在全校师生艰苦卓绝,锲而不舍的顽强斗争下,“抗疫”行动终于取得了实质性的进展。
一时间,全校师生深受鼓舞,胜利的喜悦洋溢在每个人的脸上。
然而,就在这最后的紧要关头,上个学期教我们课的老头范老师却倒下了。
据说,范老师在值班期间,突然出现脑溢血症状,等到其他老师发现这个悲剧的时候,他已经永远的离开了这个世界。
听到这个噩耗,裴立嘴巴一咧,哭了。
校长闻讯,连忙上报上级机关,授予范老师“优秀抗疫卫士”的光荣称号。
学校为范老师召开了隆重的追悼会,全校师生沉浸在巨大的悲伤之中。我们纷纷去灵堂向范老师的遗体挥手告别。那天,我也怀着伤心欲绝的心情,前去为范老师送行。
晰晰沥沥的小雨从空中落下,像是有人在哭。令我稍感欣慰的是,范老师的脸上居然还保留着一丝淡淡的笑意,那么从容,那么安详。
又过了一段时间,天气越来越冷。只是,“疫情”已经结束了。
学校终于敞开了大门。一天晚上,我收到林蕊发来的一个短信,她告诉我说,出事儿了,速速到我宿舍楼下,见面详谈。
看到这后,我心头一颤,内心涌动出一种强烈的不安。
以前,林蕊约我见面,往往都会找一个适当的理由。比如,我要去操场晒晒被子,你来帮我牵条绳子吧;我妈给我买了两斤大闸蟹,蟹黄可多了,你来品尝品尝吧;我正在“阿迪达斯”买T恤,你来帮我挑一件吧。

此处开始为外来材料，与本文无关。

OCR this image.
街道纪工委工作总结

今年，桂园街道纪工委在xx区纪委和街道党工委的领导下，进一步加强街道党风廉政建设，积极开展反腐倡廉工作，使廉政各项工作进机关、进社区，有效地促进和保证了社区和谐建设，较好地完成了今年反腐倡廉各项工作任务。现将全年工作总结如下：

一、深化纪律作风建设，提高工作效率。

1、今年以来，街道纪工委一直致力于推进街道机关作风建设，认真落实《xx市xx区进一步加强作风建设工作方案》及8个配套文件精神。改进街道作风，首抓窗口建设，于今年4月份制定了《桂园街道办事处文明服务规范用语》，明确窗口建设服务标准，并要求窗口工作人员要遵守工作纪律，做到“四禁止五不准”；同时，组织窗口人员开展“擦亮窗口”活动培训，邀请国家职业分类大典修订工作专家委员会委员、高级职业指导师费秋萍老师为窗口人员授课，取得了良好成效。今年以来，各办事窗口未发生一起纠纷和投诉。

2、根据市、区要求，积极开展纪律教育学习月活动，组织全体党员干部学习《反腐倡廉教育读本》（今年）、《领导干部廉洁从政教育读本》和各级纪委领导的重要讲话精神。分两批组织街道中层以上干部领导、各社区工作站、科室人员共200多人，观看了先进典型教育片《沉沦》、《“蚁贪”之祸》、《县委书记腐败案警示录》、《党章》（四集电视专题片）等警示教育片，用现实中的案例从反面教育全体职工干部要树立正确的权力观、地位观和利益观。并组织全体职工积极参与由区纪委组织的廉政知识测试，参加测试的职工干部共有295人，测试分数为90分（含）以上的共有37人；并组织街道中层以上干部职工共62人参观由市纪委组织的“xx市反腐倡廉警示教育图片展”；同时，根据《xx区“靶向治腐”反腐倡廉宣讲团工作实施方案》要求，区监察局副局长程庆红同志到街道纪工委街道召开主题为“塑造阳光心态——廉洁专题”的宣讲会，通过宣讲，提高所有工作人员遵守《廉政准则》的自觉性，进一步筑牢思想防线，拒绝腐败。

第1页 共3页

然而,这次的短信却什么也没有提,它更像是一个求救的信号,我一时琢磨不透。
难道这丫头被人威胁了不成?我一边苦苦思索,一边马不停蹄地赶到女生宿舍楼下。
此时,林蕊站在一个破旧的IC电话亭下,眼睛黑亮黑亮的,像只小兽似的。
见我过来后,她朝我挥挥手,并调皮地抛了一个媚眼。我用袖子擦了擦额头的汗水,气喘吁吁的走她身边,问:“到底出什么事儿了?”
林蕊睁着大眼睛,慢条斯理地说:“你送给我的手链断了!”
“什么?”我怔怔地看着她,愤怒的火苗徒然窜了出来。
“怎么?生气了吗?”
“就这小事儿?你这和叫‘狼来了’有什么区别?”我的嗓音一下子提高了几个分贝,震得旁边几个好奇的小女生频频回头。
“对不起嘛,人家没想到你生这么大的气!”林蕊低下头,怯怯的说。
“你有没有在意我的感受?你知道我有多担心吗?我刚才还以为你被人要挟了呢,谁知道我不要命的跑来一看,你还冲我咧嘴一笑呢……”我忿忿的发泄着自己的不满,恨不得上前掴这丫头两耳光子。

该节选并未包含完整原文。